A completare l’edizione 2026, la tradizionale assegnazione dei riconoscimenti alle Pro loco che si sono maggiormente distinte per la qualità delle proposte gastronomiche, l’allestimento delle casette, il servizio e la partecipazione alla sfilata storica.
Il Supertrofeo “Giovanni Borello” – Premio Fondazione Cassa di Risparmio di Asti, del valore di 1.500 euro, è stato assegnato alla Pro loco di Antignano, che ha ottenuto anche il riconoscimento per la migliore proposta gastronomica complessiva e il premio per il miglior primo piatto, con i tajarin con mais 8 file al sugo di salsiccia.

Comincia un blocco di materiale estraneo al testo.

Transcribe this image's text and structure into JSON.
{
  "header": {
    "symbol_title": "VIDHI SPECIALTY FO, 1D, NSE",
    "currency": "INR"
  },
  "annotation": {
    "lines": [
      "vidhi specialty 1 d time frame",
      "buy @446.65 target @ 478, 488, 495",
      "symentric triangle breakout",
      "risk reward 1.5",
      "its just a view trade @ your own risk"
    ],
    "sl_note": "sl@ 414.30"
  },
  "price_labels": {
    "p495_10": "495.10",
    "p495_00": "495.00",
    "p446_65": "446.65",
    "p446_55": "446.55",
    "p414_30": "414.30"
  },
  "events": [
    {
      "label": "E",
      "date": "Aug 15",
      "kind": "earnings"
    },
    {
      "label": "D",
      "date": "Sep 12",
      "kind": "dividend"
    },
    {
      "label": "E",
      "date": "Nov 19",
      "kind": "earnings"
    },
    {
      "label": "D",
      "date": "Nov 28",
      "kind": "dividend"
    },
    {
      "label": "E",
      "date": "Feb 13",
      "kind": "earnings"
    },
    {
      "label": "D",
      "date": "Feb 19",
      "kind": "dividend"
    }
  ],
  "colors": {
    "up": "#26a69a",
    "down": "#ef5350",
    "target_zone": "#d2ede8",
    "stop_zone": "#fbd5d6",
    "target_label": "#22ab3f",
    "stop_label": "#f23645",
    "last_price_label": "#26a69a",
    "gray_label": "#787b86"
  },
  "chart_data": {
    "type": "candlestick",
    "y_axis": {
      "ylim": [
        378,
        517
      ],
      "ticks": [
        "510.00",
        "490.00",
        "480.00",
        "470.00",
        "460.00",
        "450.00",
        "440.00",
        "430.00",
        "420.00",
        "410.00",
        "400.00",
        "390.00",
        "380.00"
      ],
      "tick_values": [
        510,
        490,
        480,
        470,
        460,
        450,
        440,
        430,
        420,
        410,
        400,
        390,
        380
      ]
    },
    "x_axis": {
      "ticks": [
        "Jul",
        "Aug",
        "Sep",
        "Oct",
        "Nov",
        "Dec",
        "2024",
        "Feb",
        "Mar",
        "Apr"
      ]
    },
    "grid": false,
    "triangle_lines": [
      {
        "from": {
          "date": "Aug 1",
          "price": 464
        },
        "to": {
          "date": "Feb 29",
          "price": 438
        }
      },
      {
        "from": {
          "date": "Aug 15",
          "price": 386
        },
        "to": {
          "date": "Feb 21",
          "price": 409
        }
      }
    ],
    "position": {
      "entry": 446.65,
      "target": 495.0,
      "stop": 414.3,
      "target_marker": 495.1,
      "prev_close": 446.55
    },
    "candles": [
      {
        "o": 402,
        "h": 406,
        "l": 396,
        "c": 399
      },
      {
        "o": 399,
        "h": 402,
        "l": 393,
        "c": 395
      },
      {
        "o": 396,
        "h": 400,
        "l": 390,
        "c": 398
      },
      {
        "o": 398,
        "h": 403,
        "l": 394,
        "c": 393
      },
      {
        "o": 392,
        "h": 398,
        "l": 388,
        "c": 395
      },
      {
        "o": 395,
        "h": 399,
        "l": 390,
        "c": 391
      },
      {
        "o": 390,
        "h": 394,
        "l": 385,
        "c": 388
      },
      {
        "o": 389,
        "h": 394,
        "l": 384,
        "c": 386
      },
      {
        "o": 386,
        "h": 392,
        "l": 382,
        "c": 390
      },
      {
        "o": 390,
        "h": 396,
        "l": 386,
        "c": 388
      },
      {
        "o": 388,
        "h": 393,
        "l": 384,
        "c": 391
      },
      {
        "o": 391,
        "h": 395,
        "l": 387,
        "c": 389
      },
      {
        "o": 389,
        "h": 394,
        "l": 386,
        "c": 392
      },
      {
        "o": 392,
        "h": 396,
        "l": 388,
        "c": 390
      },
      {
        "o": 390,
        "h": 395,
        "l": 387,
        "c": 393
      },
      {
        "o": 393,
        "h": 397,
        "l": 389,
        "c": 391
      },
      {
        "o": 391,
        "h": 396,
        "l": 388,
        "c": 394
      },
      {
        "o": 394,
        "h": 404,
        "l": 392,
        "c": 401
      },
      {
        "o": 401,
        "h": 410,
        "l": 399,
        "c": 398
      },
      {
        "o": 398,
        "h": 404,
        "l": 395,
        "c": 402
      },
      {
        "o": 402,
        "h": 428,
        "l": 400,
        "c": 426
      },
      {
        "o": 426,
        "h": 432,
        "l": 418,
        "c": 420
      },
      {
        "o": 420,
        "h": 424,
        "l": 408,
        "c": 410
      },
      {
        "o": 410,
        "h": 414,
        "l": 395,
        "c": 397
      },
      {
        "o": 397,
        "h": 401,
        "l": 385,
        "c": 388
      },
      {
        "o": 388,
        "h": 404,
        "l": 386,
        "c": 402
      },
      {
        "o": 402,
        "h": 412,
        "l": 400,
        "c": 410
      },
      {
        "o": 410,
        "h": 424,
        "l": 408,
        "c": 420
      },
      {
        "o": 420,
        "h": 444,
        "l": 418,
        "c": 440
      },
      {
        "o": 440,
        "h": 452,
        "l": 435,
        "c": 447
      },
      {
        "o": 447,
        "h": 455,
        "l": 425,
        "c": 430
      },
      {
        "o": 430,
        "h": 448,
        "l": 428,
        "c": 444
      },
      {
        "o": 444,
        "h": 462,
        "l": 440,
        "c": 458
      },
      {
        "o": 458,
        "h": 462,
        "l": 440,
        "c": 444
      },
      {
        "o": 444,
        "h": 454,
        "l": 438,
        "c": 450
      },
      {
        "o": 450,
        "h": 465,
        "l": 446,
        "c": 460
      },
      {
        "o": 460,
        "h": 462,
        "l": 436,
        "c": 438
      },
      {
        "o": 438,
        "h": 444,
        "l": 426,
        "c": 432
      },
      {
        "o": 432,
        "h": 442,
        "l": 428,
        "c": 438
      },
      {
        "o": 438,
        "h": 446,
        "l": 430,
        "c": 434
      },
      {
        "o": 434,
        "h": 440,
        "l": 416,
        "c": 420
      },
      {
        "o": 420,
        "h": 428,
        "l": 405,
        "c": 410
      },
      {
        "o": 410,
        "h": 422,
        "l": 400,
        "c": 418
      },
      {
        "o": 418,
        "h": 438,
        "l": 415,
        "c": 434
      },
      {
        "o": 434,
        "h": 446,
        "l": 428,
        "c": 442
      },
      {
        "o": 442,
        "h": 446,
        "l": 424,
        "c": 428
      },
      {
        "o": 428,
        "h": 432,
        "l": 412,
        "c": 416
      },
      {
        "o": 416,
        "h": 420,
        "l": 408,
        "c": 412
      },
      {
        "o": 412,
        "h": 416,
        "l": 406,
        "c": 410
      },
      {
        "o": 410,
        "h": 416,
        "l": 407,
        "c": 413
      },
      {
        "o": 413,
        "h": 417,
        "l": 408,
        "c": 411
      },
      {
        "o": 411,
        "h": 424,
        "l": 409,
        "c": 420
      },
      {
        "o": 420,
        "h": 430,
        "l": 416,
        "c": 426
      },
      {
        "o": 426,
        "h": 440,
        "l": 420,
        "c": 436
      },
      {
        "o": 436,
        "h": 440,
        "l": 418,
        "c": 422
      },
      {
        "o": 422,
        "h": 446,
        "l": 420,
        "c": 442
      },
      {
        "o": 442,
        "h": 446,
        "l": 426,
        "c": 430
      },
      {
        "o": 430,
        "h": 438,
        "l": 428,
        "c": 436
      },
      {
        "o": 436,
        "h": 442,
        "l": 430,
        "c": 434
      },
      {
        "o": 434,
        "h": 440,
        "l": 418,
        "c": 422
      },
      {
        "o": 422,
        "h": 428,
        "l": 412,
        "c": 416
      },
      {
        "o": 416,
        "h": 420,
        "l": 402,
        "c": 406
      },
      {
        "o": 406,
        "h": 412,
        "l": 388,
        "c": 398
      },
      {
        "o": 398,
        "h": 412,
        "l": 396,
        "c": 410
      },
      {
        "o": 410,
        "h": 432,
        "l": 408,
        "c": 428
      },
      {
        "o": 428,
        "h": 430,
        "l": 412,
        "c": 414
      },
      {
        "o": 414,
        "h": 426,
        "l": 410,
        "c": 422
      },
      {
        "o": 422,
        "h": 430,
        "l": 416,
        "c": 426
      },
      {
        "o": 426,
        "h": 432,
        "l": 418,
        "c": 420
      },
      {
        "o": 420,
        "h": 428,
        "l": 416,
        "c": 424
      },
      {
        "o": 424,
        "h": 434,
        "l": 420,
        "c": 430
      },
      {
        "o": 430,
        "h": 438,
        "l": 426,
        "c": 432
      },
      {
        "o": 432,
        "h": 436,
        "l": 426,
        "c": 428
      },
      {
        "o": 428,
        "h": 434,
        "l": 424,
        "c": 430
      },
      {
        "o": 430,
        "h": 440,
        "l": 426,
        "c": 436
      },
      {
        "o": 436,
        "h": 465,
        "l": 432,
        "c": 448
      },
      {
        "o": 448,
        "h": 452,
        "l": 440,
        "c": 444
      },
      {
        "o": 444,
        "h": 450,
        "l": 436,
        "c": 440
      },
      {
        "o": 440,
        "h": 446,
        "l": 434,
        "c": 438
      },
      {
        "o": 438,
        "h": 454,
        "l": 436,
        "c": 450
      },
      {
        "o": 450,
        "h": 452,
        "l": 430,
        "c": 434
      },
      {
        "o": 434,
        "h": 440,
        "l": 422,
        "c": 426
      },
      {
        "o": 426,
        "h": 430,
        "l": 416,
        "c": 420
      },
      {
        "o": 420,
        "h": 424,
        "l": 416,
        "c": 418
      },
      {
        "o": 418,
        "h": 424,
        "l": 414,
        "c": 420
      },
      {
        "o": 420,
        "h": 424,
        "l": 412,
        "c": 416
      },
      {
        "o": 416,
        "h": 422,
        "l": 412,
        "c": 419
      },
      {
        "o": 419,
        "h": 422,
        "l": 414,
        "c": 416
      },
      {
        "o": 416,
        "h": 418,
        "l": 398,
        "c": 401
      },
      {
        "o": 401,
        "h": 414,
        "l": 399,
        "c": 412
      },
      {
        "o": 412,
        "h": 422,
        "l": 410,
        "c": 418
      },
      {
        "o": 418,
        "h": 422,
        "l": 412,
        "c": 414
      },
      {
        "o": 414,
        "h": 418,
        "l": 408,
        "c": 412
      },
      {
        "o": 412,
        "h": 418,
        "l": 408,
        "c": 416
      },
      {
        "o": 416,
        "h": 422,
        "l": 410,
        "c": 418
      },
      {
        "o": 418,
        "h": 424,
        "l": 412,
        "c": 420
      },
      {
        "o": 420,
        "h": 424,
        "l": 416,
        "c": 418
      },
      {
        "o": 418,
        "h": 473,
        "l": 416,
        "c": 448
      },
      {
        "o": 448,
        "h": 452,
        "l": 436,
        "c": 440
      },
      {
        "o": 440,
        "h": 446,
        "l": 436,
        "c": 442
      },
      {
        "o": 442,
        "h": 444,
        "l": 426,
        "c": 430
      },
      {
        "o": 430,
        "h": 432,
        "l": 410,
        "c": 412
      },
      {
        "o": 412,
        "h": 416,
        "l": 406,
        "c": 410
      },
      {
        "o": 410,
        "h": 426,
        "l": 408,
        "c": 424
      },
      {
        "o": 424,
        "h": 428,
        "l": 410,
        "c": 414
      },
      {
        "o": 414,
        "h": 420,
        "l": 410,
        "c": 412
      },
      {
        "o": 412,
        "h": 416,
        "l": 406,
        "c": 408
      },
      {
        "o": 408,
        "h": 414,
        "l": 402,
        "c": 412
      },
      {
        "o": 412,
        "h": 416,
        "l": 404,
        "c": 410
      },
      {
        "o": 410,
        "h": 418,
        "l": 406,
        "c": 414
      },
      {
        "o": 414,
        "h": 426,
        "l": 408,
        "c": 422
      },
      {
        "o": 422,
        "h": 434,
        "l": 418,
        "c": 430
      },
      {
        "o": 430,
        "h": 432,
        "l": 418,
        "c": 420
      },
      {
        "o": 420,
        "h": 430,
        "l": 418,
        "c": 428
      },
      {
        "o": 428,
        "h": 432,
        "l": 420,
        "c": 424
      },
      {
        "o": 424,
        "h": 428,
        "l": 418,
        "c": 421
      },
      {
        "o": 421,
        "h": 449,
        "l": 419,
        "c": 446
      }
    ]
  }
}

Il Trofeo “Salva Garipoli” – Premio Unione Industriale di Asti, del valore di 1.000 euro, è andato alla Pro loco di Sessant, mentre il Trofeo “Ermanno Briola” – Premio Confcooperative di Asti, anch’esso del valore di 1.000 euro, è stato assegnato alla Pro loco di Cantarana.
Per la sfilata storica, il Trofeo “Ferruccio Lovisone”, Premio Confartigianato Asti del valore di 500 euro, è stato assegnato alla Pro loco di San Marzanotto. Il premio per la migliore casetta, promosso da Ascom-Confcommercio e del valore di 500 euro, è stato attribuito a Nizza Monferrato e Antignano.
Numerosi i riconoscimenti per le singole specialità gastronomiche: il premio per il migliore piatto unico è andato a Nizza Monferrato per la belecauda; quello per il migliore antipasto a Revignano per la soma d’aj bianca con uva; il premio per il miglior primo piatto ad Antignano per i tajarin con mais 8 file al sugo di salsiccia; il miglior secondo piatto a Villanova d’Asti per il bollito misto con salse e il miglior dolce a Casabianca per il salame dolce.
A Sessant è stato assegnato il riconoscimento per il miglior rapporto prezzo-qualità-quantità, mentre Casabianca ha ottenuto il premio per l’accuratezza del servizio.
Tra gli altri riconoscimenti, il Premio Speciale dell’Accademia Italiana della Cucina, del valore di 250 euro, è stato assegnato alla Pro loco di Sessant «per le due proposte gastronomiche presentate che rispettano la tradizionalità, il territorio, la stagionalità e l’alta qualità delle materie prime».
Il Premio Speciale UNPLI per la sfilata, del valore di 500 euro, è andato alla Pro loco di Valenzani, per la rappresentazione “San Martino, il trasloco del mezzadro”, «per aver rappresentato fedelmente momenti di vita rurale», e alla Pro loco di Villanova, per “Immagini del mercato della piana”, «per aver rievocato fedelmente l’atmosfera del mercato contadino».
Alla pro loco di Castell’Alfero è stato assegnato il premio dell’Agenzia di Formazione Professionale Colline Astigiane – Scuola Alberghiera di Agliano Terme e Asti, del valore di 250 euro, per la trippa in umido con cipolle, fagioli e crostone di pane, “per il pieno rispetto delle caratteristiche di questo storico piatto”.
Infine, la Commissione Gastronomica ha assegnato all’unanimità una menzione speciale alla Pro loco di Portacomaro Stazione, per l’elevata qualità delle proposte gastronomiche e per la sensibilità dimostrata nei confronti di una maggiore inclusività della manifestazione.